Internet governance now directly implicates questions of sovereignty – questions that were highlighted at NetMundial in the most contested issues at the meeting: surveillance, net neutrality, and intellectual property. The technologies of the Internet themselves are imbued with certain ideas of distributedness, openness, and efficiency. At times these ideas are at odds with traditional governing authority, which is centralized rather than dispersed, representative rather than open, and bureaucratic rather than efficient.
When we talk about Internet governance, what we are talking about is how to understand and renegotiate these definitions, which is why it is increasingly becoming the domain of public diplomacy. The discussions are diplomatic in nature and incorporate a broad range of state and non-state public actors. Many (though not all) of the issues talked about as part of Internet governance could in theory be dealt with via existing law. The question up for debate now is whether they should. Maintaining the values held by many of the Internet’s founders – transparency, openness, “rough consensus and running code” – requires that these debates occur in the public eye and open to the Internet’s next billion users.
The weeks following NetMundial highlighted a bumpy road ahead for Internet governance and a strong need for public diplomacy, in the sense of open, inclusive engagement between state and non-state actors.

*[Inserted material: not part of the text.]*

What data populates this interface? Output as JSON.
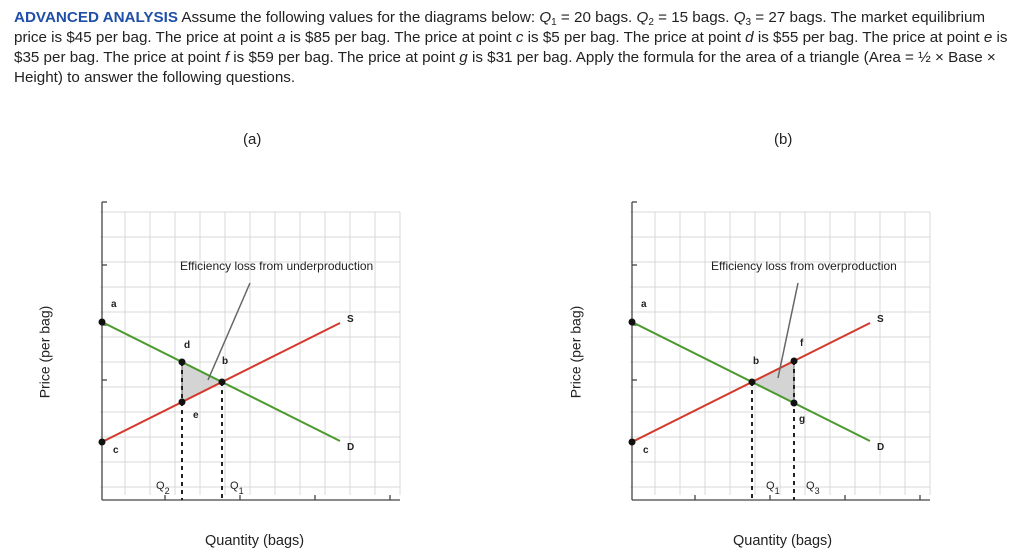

The debates around the transition of the IANA functions away from the U.S. government in particular have illustrated a perception gap over some of the basic history and functioning of the Internet (for a good illustration see this debate, between Jonathan Zittrain and L. Gordon Crovitz, over ICANN). The gap in perceptions over what the Internet is and what it should be thus presents a real obstacle for the negotiations ahead. Public diplomacy will be centrally implicated in a process that involves a multitude of stakeholders speaking different languages, with different technical backgrounds and different views of the future of the Internet.
NetMundial was a start, but it is by no means the end to this process. This summer, many of the same players are gathering for the WSIS+10 review to explore progress toward multi-stakeholder governance. The ninth Internet Governance Forum in Istanbul and the ITU Plenipotentiary Conference in Korea will be two critical moments in the fall that will further shape the future of Internet governance. What that future will look like remains to be seen, but as the participants in São Paulo demonstrated, the process itself will bear many lessons for scholars of public diplomacy.